A series of defections have marked the past week or so on the political right. From three former MPs, including Gullis, Lia Nici and Chris Green, to the former Conservative business and Scotland Office Minister Lord Malcolm Offord, all making the switch from the Conservative Party to Reform UK.
So far former Tories seem to have been welcomed with open arms by Reform UK. Over the past year one switched straight over onto their green benches in Danny Kruger, another in Sarah Pochin secured her seat after joining Reform in March this year having previously been a Tory councillor. And recently Farage has issued an invitation to Robert Jenrick to talk about swapping teams – something readily dismissed by the shadow justice secretary.
Over the weekend, the latest was the still-Lord Offord announcing he will step down from the Lords in order to stand as a Reform MSP. He claims that the “fundamental reform” Scotland needs “requires a new, principled party”. Resigning his peerage on defection is the correct thing to do. Who knows if it would be happening if Offord did not have elected political ambitions (members of the Lords are barred from becoming members of the Scottish Parliament), but even if it is a by-product, it is a good one. If only he could now persuade the unelected Reform MP for East Wiltshire to follow suit, do the honourable thing and offer his constituents an MP whose platform they actually supported.
But the question of whether or not to stand down is far from the only confusion within Reform’s collection of Conservative defectors.
For while Offord resigns to pursue a Reform candidacy in Scotland, Zia Yusuf had only recently assured Reform supporters that the party would not prioritise ‘failed former Tories’ in selections.
If the Reform policy chief’s line doesn’t survive, as it seems destined not to, it would not be the first time Yusuf has been overruled by Nigel Farage. Take the recent approach to Jenrick, for example. It was only in June that Reform’s policy chief launched into a twitter tirade against the shadow justice secretary, accusing him of faking a right wing pivot.
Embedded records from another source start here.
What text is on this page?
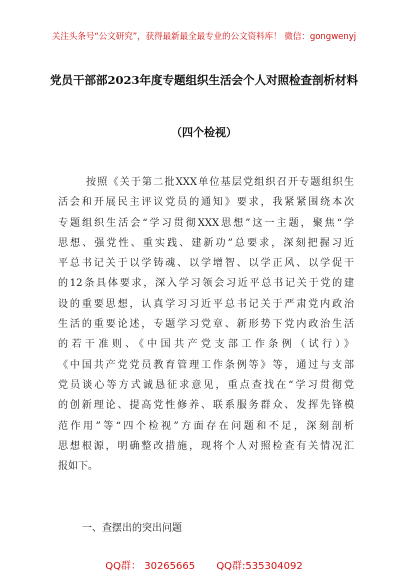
关注头条号“公文研究”，获得最新最全最专业的公文资料库！ 微信：gongwenyj
党员干部部2023年度专题组织生活会个人对照检查剖析材料
（四个检视）
按照《关于第二批XXX单位基层党组织召开专题组织生
活会和开展民主评议党员的通知》要求，我紧紧围绕本次
专题组织生活会“学习贯彻XXX思想”这一主题，聚焦“学
思想、强党性、重实践、建新功”总要求，深刻把握习近
平总书记关于以学铸魂、以学增智、以学正风、以学促干
的12条具体要求，深入学习领会习近平总书记关于党的建
设的重要思想，认真学习习近平总书记关于严肃党内政治
生活的重要论述，专题学习党章、新形势下党内政治生活
的若干准则、《中国共产党支部工作条例（试行）》
《中国共产党党员教育管理工作条例等》等，通过与支部
党员谈心等方式诚恳征求意见，重点查找在“学习贯彻党
的创新理论、提高党性修养、联系服务群众、发挥先锋模
范作用”等“四个检视”方面存在问题和不足，深刻剖析
思想根源，明确整改措施，现将个人对照检查有关情况汇
报如下。
一、查摆出的突出问题
QQ群： 30265665 QQ群:535304092
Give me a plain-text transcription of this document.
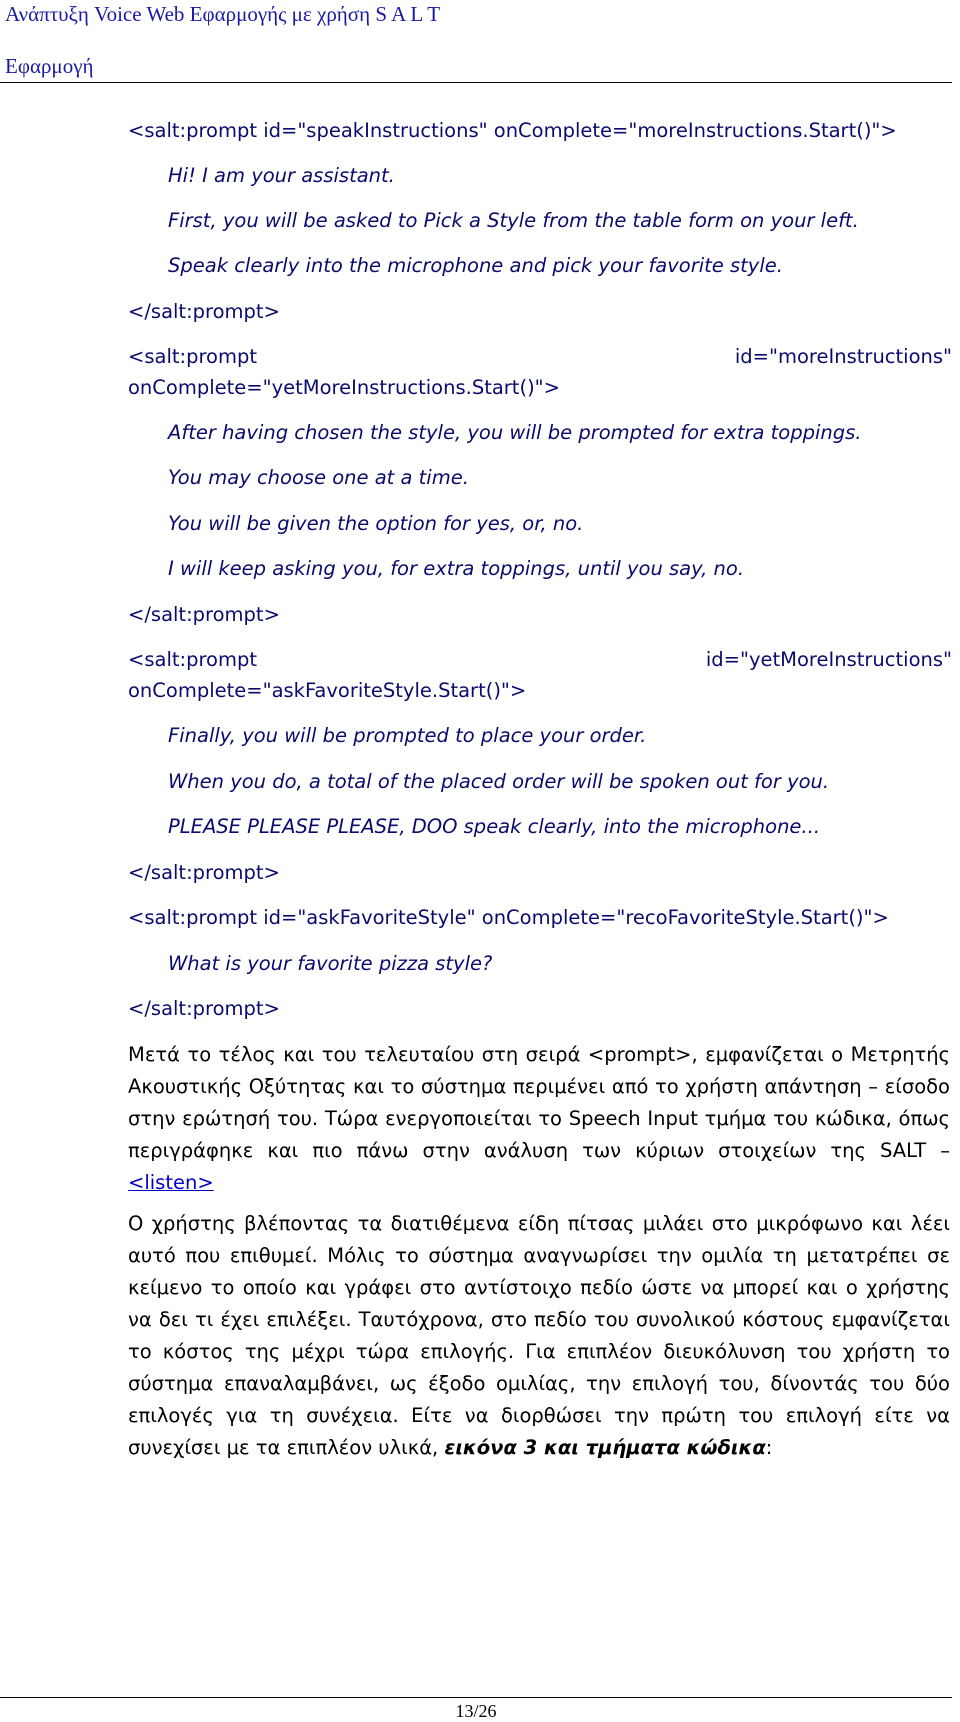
Ανάπτυξη Voice Web Εφαρμογής με χρήση S A L T
Εφαρμογή
<salt:prompt id="speakInstructions" onComplete="moreInstructions.Start()">
Hi! I am your assistant.
First, you will be asked to Pick a Style from the table form on your left.
Speak clearly into the microphone and pick your favorite style.
</salt:prompt>
<salt:prompt	id="moreInstructions"
onComplete="yetMoreInstructions.Start()">
After having chosen the style, you will be prompted for extra toppings.
You may choose one at a time.
You will be given the option for yes, or, no.
I will keep asking you, for extra toppings, until you say, no.
</salt:prompt>
<salt:prompt	id="yetMoreInstructions"
onComplete="askFavoriteStyle.Start()">
Finally, you will be prompted to place your order.
When you do, a total of the placed order will be spoken out for you.
PLEASE PLEASE PLEASE, DOO speak clearly, into the microphone...
</salt:prompt>
<salt:prompt id="askFavoriteStyle" onComplete="recoFavoriteStyle.Start()">
What is your favorite pizza style?
</salt:prompt>
Μετά το τέλος και του τελευταίου στη σειρά <prompt>, εμφανίζεται ο Μετρητής Ακουστικής Οξύτητας και το σύστημα περιμένει από το χρήστη απάντηση – είσοδο στην ερώτησή του. Τώρα ενεργοποιείται το Speech Input τμήμα του κώδικα, όπως περιγράφηκε και πιο πάνω στην ανάλυση των κύριων στοιχείων της SALT – <listen>
Ο χρήστης βλέποντας τα διατιθέμενα είδη πίτσας μιλάει στο μικρόφωνο και λέει αυτό που επιθυμεί. Μόλις το σύστημα αναγνωρίσει την ομιλία τη μετατρέπει σε κείμενο το οποίο και γράφει στο αντίστοιχο πεδίο ώστε να μπορεί και ο χρήστης να δει τι έχει επιλέξει. Ταυτόχρονα, στο πεδίο του συνολικού κόστους εμφανίζεται το κόστος της μέχρι τώρα επιλογής. Για επιπλέον διευκόλυνση του χρήστη το σύστημα επαναλαμβάνει, ως έξοδο ομιλίας, την επιλογή του, δίνοντάς του δύο επιλογές για τη συνέχεια. Είτε να διορθώσει την πρώτη του επιλογή είτε να συνεχίσει με τα επιπλέον υλικά, εικόνα 3 και τμήματα κώδικα:
13/26
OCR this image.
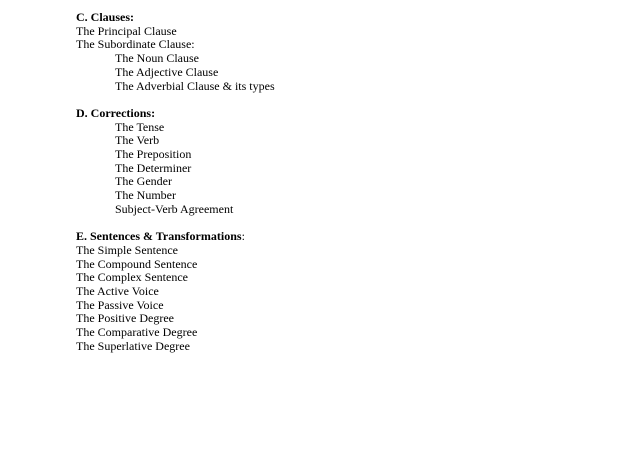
C. Clauses:
The Principal Clause
The Subordinate Clause:
The Noun Clause
The Adjective Clause
The Adverbial Clause & its types
D. Corrections:
The Tense
The Verb
The Preposition
The Determiner
The Gender
The Number
Subject-Verb Agreement
E. Sentences & Transformations:
The Simple Sentence
The Compound Sentence
The Complex Sentence
The Active Voice
The Passive Voice
The Positive Degree
The Comparative Degree
The Superlative Degree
Now Yusuf’s party leader is actively welcoming the idea of discussions with the very same man. Happy camp?
But it seems everyone is at it with Labour set to reward their Tory defector, Iceland boss Richard Walker, a peerage. That’s the same Richard Walker who was on the Tory candidate list in 2023 hunting for a safe blue seat, now sitting in the House of Lords as a Labour peer.
Any defection is one too many, whether that is losing elected Conservatives, those who volunteer or those who end up with a peerage. It is a personal choice and I’m sure for some a deeply conflicting and difficult one. But for others, when reading their departing messages, one wonders about the true motivation for only now joining Reform UK while they continue ahead in the polls, and not when the party existed with pretty much the same policy platform more than a year ago.
Take Gullis, whose departure has been tinged with sadness amongst those in the Tory parliamentary party. The former MP, who stood to keep his seat in the 2024 general election against a Reform candidate, cited the party’s pursuit of a Net Zero agenda as a key reason for his move. Yet under Kemi Badenoch, the Tories lately have hardly been an enthusiastic disciple of Net Zero targets – one of her first major announcements was to declare earlier deadlines “impossible”. If Gullis simply prefers Reform, he might say so openly; but to dress it up as a response to policies the party is already unpicking is a matter of choice.
I can’t help but be cynical and say it strikes as a politics of convenience, just as it is a politics of convenience for Reform to embrace Tory defectors when it suits, stand them as candidates when it suits, block them when it doesn’t, and turn a blind eye to whether they vacate the positions they won as Conservatives.
You may very well be furious with the behaviour of previous Tory governments, but that is not changed by joining Reform UK. Instead think of the words of Gullis back in 2023: “It takes courage of conviction and belief to sometimes stay within something… and fight for what you believe in.”